- China's tech bosses are pushing their workers as competition intensifies, the FT reported.
- They are following a playbook from Silicon Valley, where bosses cranked up the pressure and laid people off.
- Don't expect the pressure to lessen as China's economy struggles.
Silicon Valley bosses responded to times of crisis by turning the screw on workers. Now, China's tech bosses seem ready to do the same.
Mark Zuckerberg, Andy Jassy, and other CEOs have resorted to layoffs, return-to-office mandates, and other policies prioritizing "efficiency" in the past two years to combat a sell-off among investors who grew concerned that tech companies became over-bloated and distracted with "fake work" during the pandemic. They planned to show the market that their companies could still deliver out-sized returns and form a central part of the economy — with leaner operations.
With around 363,000 workers laid off since January 2023, many staff were left feeling burned out as they took on more work. But bosses were rewarded.
Meta's Mark Zuckerberg said layoffs were part of an "efficiency" era. The company's market capitalization has climbed from around $300 billion to $1.26 trillion since it announced it was laying off 13% off its workforce in November 2022. Other Silicon Valley companies have witnessed a similar turnaround.
China is pushing tech workers even harder
Chinese tech companies seem willing to take Silicon Valley's efficiency mantra even further.
That's according to a new report from the Financial Times, which notes that bosses in China are upping the pressure on workers after the country's top five tech companies lost around $1.3 trillion in market value since 2021.
For instance, Richard Liu, the veteran business leader at the helm of Chinese e-commerce giant JD.com, recently told staff over a video call that employees who "prefer to enjoy life" are "not our brother" and that "we should not be working together," the Financial Times reported Monday.
It's not the first time Liu, whose company's share price fell by roughly half in 2023, has talked tough to employees about the company's direction.
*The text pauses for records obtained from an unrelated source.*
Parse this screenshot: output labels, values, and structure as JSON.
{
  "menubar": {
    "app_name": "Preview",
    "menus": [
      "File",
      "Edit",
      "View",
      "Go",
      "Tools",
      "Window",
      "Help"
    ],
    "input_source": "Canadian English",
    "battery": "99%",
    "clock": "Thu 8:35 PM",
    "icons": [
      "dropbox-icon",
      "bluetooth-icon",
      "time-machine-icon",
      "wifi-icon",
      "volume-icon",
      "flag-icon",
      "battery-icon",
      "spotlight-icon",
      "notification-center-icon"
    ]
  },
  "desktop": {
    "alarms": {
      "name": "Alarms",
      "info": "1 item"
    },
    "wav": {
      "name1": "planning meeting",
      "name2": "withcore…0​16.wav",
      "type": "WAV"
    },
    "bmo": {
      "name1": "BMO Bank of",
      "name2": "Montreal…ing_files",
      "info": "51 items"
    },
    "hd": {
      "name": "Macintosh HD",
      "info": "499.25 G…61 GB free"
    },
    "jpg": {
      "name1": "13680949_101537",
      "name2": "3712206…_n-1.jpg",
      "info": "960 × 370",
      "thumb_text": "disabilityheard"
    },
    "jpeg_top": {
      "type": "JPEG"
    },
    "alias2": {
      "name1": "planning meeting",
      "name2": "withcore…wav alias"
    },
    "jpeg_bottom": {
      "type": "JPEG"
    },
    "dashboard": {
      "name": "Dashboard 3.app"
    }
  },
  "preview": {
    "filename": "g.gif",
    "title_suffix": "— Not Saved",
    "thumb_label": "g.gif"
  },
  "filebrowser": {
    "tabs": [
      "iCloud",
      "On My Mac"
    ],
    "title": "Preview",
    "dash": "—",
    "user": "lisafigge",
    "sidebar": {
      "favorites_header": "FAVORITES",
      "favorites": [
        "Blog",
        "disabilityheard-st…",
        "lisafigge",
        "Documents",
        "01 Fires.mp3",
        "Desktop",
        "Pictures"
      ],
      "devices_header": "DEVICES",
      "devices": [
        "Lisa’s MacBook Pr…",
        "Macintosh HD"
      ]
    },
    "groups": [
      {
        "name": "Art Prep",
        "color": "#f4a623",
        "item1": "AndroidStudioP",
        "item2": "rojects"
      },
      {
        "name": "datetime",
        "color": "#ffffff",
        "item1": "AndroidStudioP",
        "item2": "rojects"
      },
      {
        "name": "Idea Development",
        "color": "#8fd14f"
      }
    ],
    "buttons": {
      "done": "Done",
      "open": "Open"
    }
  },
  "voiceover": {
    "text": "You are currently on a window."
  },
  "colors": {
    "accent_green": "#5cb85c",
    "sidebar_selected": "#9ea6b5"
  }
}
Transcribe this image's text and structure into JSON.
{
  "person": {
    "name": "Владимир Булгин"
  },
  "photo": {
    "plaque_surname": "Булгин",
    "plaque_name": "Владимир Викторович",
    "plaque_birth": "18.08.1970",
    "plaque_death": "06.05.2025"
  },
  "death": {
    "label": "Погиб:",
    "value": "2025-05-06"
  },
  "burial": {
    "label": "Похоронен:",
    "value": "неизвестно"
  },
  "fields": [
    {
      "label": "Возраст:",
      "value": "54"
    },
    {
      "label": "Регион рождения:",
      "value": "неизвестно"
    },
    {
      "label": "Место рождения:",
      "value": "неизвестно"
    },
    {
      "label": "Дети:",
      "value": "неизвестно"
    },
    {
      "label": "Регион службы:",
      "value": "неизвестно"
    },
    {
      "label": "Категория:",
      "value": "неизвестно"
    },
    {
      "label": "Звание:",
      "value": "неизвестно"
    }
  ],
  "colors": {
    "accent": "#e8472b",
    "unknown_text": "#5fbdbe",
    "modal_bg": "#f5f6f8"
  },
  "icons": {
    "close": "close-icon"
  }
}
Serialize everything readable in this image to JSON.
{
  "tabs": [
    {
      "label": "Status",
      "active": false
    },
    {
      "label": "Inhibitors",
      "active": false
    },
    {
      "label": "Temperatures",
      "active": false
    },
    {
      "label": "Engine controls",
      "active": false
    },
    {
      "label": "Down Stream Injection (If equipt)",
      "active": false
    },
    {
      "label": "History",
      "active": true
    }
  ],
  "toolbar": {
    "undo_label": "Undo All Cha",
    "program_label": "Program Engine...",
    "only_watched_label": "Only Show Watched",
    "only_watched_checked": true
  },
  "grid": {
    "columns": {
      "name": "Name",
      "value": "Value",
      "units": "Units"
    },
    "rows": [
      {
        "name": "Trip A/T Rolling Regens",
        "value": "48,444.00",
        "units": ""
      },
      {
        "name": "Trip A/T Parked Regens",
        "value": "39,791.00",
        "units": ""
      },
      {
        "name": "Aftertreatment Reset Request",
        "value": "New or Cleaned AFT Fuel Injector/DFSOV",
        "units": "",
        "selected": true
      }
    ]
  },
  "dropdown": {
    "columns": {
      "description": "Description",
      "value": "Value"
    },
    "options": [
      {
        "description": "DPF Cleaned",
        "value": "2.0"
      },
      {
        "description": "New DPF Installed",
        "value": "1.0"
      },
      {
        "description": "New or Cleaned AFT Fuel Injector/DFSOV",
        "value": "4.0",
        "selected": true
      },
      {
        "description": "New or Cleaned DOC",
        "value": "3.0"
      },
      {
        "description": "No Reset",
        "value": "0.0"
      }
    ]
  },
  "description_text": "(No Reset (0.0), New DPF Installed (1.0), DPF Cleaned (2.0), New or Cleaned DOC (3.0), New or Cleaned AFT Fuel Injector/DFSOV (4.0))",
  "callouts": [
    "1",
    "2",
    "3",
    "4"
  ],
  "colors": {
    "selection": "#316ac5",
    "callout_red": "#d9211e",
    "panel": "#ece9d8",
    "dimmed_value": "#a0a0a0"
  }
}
In an internal memo in December, the tech boss told employees that "we need to change, or there's no way out for our company," Bloomberg reported.
A key reason this tone has emerged is competition.
Big names on China's tech scene, like JD.com and Jack Ma's Alibaba, have faced a threat from fast-growing newcomers like Pinduoduo, the sister company of online marketplace Temu. Pinduoduo has also been called out for a culture of "extreme overtime" by the likes of the China Labor Watch, a nonprofit organization focused on labor rights in China.
As the FT report noted, workers are increasingly using the term "neijuan," which translates roughly to "involution," to describe extreme pressure to outdo competitors, while having smaller and smaller teams to work with. Ma's Alibaba, for instance, cut around 20,000 workers last year.
Chinese tech workers have been no strangers to aggressive work policies over the years.
During their growth in the 2010s, several tech companies in China adopted a so-called "996" working system that demanded 12-hour days from 9 a.m., six days a week.
This policy was once advocated by Chinese business titans such as Ma. Though this brutal working pattern has faced a regulatory crackdown from Beijing, business leaders aren't giving up in their bid to find new ways to pressure workers during a new period of crisis.
Last month, videos posted to Chinese social media showed Qu Jing, public relations lead at internet giant Baidu, setting out expectations of workers, such as being prepared to travel for 50 straight days on business.
"I only care about results," she said in one video.
Qu left Baidu after her comments were made public, but the ferocity of what China's tech workers are hearing isn't abating.
As long as China's economy continues to stutter and competitors claw for consumers, those who want to work in its tech sector may have to keep bending to their bosses' diktats.